Müzik sesi yeni yeni yükselirken uzaklaşan Kaan'ın gitmesini fırsat bularak etrafa bakındım. Annemlerin yanına giden babam ve Kemal amcayı görünce yüzüm düştü. Gelmemiş olma ihtimali var mıydı? El çantamın içindeki telefonu çıkardım ve ekran kilidini açtım. Bildirim yok. Telefonu kapatıp oflayarak masaya koydum. Sağ tarafımdan gelen Kaan sinir bozucu şekilde gülümsedi. Bardakları masaya koydu.
-Ne sırıtıyorsun?
Kafasını iki yana sallayıp bardağından bir yudum aldı. Tam arkamda birinin varlığını hissettim.
-Hoş geldiniz Kaan Bey, dedi arkamdaki ses ve tam yanımdan elini sıkması için Kaan'a uzattı.
Aralarında mesafe olduğu için eğildi ve bu hareketiyle çam kokusu burnuma doldu. Sahte bir şekilde gülümseyerek bardağımı kafama diktim.
-Hoş bulduk Kuzey Bey, nasılsınız?
-İyiyim, iyiyim, dedi.
Müzik sesinden dolayı yüksek sesle konuşuyorlarken kulağımın dibinde olduğu için sola doğru eğildim.
-Görüşmek üzere, dedi ü ve r seslerinden dolayı zorlanarak ama sesi aksine fazla neşeli bir şekilde.
-Tabii, diye yanıtladı Kaan.
Kuzey arkamdan çekilip tam önümden yürüyerek annemlerin yanına gitti.
-Sırıtma da dansa kaldır beni, dedim Kaan'a.
Bunu ona derken dönüp dönüp bakan Kuzey'e sert sert bakarak karşılık verdim.
-Hay hay, dedi Kaan ve kendisinden beklenmeyecek kadar nazik hareketlerle beni dansa davet etti.
Ritme uygun bir şekilde hareket eden ayaklarımız beni şaşırttı. Kaan şaşkın bakışlarıma gülerek cevap verdi.
-Böyle şeyleri bize yakıştıramadın değil mi küçük hanım? Ama bu şaşkın bakışları çok severim ben, beni küçümseyen herkes bir gün böyle bakıyor.

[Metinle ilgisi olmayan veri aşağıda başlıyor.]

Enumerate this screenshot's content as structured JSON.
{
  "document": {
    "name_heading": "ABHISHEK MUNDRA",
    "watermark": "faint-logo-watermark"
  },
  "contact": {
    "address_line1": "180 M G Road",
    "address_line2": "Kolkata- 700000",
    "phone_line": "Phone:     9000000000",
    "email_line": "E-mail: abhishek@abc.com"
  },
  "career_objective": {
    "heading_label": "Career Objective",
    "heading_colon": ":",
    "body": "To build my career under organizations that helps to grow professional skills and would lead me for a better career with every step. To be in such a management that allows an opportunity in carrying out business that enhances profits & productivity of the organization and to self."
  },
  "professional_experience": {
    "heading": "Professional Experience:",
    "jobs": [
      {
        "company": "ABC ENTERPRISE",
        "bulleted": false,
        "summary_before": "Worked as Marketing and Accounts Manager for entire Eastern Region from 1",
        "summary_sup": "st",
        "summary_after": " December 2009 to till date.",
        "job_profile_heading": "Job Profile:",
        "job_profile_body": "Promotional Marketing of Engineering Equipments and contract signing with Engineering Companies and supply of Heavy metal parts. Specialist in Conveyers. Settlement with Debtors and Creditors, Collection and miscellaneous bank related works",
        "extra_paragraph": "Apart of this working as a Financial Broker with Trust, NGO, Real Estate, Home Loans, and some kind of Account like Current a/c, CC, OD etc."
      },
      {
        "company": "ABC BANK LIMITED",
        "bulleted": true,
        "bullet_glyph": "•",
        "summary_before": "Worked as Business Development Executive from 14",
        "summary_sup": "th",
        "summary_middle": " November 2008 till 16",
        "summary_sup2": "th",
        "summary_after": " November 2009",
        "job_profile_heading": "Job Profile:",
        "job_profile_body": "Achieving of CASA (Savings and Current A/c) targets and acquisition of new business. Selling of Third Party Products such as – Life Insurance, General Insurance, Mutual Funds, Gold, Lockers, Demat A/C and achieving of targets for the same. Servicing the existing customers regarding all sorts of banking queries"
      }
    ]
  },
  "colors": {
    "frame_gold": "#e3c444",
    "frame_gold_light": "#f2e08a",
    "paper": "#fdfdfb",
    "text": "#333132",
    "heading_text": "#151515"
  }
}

İtiraz etmek için ağzımı açtığımda sözümü kesti.
-Biliyom sen küçük gördüğünden şaşırmadın, benden beklemiyodun sadece.
-Sen kimsin, dedim aniden.
Böyle sorunca afalladı.
-Yani Behçet'in adamısın, dedim kısık sesle. Ama onun arkasından iş çeviriyorsun.
-Bozuk paranın iki yüzü vardır ya,dedi onaylamamı bekleyerek. Benim üç yüzüm var.
Tek kaşımı kaldırarak koyu kahve gözlerinin içine merakla baktım.
-Yani şöyle söyliyim, bu hayatta bana kim iyilik yaptıysa hep sebebi vardı tamam mı, hep altından bir şey çıktı. O yüzden ben de kimseye güvenmemeye yemin ettim. Anam babam olsa, onlara da güvenmezdim. Belki kardeşim olsa ona güvenirdim sadece.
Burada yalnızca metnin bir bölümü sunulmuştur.